Niestety. Pandemia COVID 19 bezlitośnie ukazała kruchość i wrażliwość osób starszych, niedobory systemu wsparcia, usług opiekuńczych, opieki
długoterminowej, a także zagrożenie tej grupy społecznej izolacją, wykluczeniem i różnymi formami dyskryminacji. Wszyscy odczuliśmy negatywne skutki ograniczeń kontaktów społecznych, Jednak dla osób starszych jest to szczególnie trudne. Działające w wielu krajach Uniwersytety Trzeciego Weku, Kluby Seniora musiały ograniczyć swoją działalność. Konieczne jest poszukiwanie innych sposobów docierania do seniorów. Warto wykorzystać nowe technologie. Trzeba to uzupełnić w wyposażenie seniorów nie tylko w odpowiednie urządzenia ale też motywację do korzystania z nich i zdobywania nowych umiejętności. Jednakże nie wszyscy sięgną po te nowoczesne możliwości. Dlatego nie wolno nam zaniedbywać bardziej tradycyjnych środków przekazu. Na
szczęście istnieją takie wydawnictwa jak ”Radość Życia”! Marzy mi się, aby również stacje telewizyjne, także te lokalne oraz stacje radiowe zaczęły naprawdę wspierać seniorów, na przykład transmitując wykłady
Uniwersytetów Trzeciego Wieku, prowadząc programy z gimnastyką i poradami kulinarnymi dla seniorów, promując przykłady aktywności i twórczości osób starszych, a nawet emitując stare, a wciąż znakomite, filmy, spektakle, teatralne, słuchowiska i i seriale.

A jakie są Pana osobiste do świadczenia kontaktów z innymi generacjami?
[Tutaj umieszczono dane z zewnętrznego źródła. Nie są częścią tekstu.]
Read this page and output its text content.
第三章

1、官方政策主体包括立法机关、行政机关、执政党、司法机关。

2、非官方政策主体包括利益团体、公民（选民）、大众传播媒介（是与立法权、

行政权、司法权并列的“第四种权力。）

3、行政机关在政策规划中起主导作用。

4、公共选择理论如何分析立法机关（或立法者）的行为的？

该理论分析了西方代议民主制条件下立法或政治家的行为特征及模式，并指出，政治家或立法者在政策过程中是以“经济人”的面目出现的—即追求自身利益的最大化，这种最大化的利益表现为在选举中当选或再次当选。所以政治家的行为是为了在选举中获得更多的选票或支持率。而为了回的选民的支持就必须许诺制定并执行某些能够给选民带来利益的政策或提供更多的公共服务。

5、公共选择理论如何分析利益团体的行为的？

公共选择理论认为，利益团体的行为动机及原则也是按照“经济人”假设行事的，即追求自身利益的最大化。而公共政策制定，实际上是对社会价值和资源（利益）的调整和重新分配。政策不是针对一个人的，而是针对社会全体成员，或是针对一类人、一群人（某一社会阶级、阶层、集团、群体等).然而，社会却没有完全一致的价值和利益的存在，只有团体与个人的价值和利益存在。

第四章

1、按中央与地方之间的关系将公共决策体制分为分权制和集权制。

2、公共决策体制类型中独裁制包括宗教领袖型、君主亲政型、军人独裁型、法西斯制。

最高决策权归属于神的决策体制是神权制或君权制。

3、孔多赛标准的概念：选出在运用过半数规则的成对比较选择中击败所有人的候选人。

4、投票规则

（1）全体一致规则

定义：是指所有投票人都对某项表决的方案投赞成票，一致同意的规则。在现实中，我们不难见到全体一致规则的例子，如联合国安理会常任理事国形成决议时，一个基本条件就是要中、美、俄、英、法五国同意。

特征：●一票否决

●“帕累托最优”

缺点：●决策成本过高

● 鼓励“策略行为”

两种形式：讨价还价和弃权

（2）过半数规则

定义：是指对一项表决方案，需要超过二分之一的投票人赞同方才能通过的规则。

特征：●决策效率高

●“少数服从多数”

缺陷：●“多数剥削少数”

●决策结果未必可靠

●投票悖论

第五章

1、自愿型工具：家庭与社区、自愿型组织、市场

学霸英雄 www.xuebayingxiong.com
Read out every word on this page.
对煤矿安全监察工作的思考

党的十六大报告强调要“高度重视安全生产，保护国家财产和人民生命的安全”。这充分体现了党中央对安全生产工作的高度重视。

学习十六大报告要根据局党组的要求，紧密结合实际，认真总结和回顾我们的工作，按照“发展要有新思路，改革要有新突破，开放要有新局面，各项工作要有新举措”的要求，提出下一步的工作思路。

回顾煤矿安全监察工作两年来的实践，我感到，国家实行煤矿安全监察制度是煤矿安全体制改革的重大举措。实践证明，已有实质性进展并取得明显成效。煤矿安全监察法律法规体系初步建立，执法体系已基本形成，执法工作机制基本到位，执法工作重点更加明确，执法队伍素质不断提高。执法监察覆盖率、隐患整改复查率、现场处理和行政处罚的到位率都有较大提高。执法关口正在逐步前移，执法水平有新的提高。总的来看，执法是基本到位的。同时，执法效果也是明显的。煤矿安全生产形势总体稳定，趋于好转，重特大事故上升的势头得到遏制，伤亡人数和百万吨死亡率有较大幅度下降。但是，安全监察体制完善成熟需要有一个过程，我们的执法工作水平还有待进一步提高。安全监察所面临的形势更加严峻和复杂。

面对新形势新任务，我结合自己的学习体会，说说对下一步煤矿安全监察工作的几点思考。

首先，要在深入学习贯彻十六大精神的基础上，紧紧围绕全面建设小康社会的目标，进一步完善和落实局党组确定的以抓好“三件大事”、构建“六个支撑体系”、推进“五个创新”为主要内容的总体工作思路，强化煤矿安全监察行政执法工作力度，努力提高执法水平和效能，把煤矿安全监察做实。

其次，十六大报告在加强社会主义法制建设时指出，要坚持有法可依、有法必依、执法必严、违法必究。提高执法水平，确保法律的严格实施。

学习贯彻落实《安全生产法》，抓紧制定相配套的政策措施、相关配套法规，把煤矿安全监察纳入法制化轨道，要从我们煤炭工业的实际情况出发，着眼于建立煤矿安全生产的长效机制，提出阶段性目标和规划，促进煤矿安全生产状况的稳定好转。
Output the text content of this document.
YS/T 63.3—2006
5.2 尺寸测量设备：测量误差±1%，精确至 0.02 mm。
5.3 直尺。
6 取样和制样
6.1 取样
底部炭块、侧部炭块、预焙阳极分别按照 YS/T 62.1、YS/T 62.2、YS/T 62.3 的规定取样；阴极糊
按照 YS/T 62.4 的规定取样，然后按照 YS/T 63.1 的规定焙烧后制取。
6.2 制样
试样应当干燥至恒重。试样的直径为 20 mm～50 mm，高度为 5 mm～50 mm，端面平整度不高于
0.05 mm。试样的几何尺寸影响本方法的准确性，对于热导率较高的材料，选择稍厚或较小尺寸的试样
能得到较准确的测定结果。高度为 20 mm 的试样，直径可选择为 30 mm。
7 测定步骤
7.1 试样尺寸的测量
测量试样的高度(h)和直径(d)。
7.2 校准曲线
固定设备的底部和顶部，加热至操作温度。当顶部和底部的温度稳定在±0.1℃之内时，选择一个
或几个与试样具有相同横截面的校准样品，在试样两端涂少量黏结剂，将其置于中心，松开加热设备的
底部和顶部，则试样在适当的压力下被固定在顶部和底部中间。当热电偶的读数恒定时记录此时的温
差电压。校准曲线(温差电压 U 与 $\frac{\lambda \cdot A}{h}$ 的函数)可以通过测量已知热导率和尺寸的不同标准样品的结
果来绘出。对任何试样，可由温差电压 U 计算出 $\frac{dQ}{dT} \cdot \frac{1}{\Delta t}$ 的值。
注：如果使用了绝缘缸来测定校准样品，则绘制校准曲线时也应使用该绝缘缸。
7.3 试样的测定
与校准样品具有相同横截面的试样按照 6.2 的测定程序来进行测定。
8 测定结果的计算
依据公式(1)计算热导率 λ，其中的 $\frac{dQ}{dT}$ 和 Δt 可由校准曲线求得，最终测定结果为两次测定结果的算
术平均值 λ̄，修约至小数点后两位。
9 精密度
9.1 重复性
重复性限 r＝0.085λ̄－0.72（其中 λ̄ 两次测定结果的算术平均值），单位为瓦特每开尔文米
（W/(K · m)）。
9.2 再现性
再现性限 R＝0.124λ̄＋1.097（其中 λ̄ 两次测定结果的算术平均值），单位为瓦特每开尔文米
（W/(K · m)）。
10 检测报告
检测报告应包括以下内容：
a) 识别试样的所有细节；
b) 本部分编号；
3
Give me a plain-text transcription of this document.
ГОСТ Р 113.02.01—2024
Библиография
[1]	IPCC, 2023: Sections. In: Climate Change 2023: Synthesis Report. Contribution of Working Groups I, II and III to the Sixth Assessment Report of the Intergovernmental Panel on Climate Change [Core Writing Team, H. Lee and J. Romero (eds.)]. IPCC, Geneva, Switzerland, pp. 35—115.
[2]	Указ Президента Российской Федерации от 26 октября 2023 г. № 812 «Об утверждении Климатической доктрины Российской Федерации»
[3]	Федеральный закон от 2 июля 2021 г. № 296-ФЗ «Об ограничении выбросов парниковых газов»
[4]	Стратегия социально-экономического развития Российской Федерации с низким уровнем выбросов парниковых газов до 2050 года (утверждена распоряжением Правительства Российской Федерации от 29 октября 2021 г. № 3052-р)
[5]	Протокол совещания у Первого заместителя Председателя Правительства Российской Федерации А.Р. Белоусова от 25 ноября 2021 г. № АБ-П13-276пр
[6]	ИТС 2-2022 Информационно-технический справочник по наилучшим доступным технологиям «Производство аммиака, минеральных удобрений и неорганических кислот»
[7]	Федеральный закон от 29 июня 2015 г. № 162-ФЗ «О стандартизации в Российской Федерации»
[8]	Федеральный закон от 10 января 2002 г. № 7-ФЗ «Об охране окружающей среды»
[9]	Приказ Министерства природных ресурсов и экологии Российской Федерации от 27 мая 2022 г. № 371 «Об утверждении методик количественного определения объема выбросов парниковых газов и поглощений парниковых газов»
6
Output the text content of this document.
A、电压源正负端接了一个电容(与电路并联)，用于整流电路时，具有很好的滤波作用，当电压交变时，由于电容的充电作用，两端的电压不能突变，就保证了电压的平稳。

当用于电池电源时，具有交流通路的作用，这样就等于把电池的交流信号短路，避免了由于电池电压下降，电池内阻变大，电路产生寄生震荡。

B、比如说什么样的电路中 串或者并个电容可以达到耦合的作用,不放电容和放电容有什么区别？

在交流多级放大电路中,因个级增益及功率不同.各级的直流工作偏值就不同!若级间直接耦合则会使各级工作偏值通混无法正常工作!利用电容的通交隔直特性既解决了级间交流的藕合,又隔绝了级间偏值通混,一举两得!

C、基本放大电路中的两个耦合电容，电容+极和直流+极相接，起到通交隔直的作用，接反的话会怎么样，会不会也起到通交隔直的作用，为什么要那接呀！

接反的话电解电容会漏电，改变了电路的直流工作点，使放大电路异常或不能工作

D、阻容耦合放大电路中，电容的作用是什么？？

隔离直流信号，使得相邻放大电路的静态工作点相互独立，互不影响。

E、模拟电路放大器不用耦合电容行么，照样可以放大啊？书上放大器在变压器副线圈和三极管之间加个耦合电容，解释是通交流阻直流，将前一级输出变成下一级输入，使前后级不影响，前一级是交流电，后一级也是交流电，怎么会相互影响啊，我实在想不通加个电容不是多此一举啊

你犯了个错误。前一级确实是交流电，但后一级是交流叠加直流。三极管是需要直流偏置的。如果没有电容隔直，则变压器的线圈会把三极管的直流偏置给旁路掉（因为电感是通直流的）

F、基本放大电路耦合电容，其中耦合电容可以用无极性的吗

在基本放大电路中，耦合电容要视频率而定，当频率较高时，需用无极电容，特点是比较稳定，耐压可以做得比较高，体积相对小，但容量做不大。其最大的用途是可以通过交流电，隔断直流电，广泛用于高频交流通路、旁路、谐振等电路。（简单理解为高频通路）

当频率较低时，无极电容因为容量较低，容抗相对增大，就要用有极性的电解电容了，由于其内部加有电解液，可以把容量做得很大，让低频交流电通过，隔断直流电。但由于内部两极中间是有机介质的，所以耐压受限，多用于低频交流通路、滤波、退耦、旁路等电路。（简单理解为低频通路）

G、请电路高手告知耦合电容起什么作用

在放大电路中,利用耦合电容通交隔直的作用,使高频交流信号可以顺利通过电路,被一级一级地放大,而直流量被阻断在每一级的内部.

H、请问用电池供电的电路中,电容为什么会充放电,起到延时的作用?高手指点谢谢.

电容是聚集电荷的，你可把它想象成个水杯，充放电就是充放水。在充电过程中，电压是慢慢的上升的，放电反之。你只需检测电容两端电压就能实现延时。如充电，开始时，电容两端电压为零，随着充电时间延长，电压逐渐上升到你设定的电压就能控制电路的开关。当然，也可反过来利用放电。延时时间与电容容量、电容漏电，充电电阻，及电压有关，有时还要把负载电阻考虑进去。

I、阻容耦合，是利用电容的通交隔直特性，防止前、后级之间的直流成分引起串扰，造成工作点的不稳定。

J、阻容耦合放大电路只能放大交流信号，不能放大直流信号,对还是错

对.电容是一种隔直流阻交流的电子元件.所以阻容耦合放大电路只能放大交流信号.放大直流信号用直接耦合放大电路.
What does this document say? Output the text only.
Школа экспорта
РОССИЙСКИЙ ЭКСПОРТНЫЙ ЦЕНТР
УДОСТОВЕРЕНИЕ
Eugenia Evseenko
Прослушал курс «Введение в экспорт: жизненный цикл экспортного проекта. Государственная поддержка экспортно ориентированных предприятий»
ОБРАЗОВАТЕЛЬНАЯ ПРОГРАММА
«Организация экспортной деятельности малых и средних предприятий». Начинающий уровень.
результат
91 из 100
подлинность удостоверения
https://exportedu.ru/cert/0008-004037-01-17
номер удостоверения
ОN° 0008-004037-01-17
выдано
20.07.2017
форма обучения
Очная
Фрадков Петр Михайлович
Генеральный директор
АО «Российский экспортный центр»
Od urodzenia żyję w domu wielopokoleniowym. Na różnych etapach życia nasze relacje się zmieniały, ale zawsze mieliśmy sobie coś nawzajem do zaoferowania i odczuwaliśmy wzajemne wsparcie. Dziś od mojego Taty Feliksa uczę się spokoju i dystansu do napięć dnia codziennego. Uwielbiam nasze wspólne śniadania, to taka godzinka naprawdę celebrowana, twarożek, jajecznica, pyszna herbatka i niespieszna rozmowa. Z kolei podczas lockdownu, kiedy musiałem nauczyć się pracować z domu, mój
najmłodszy syn Maciek był dla mnie nieocenionym wsparciem technicznym. Reprezentujemy trzy pokolenia, każdy z nas ma inne mocne i słabe strony, inne doświadczenia, inną wiedzę i umiejętności. I właśnie dlatego możemy sobie nawzajem pomagać, nawzajem się wzbogacać , czerpiąc z tego wiele radości.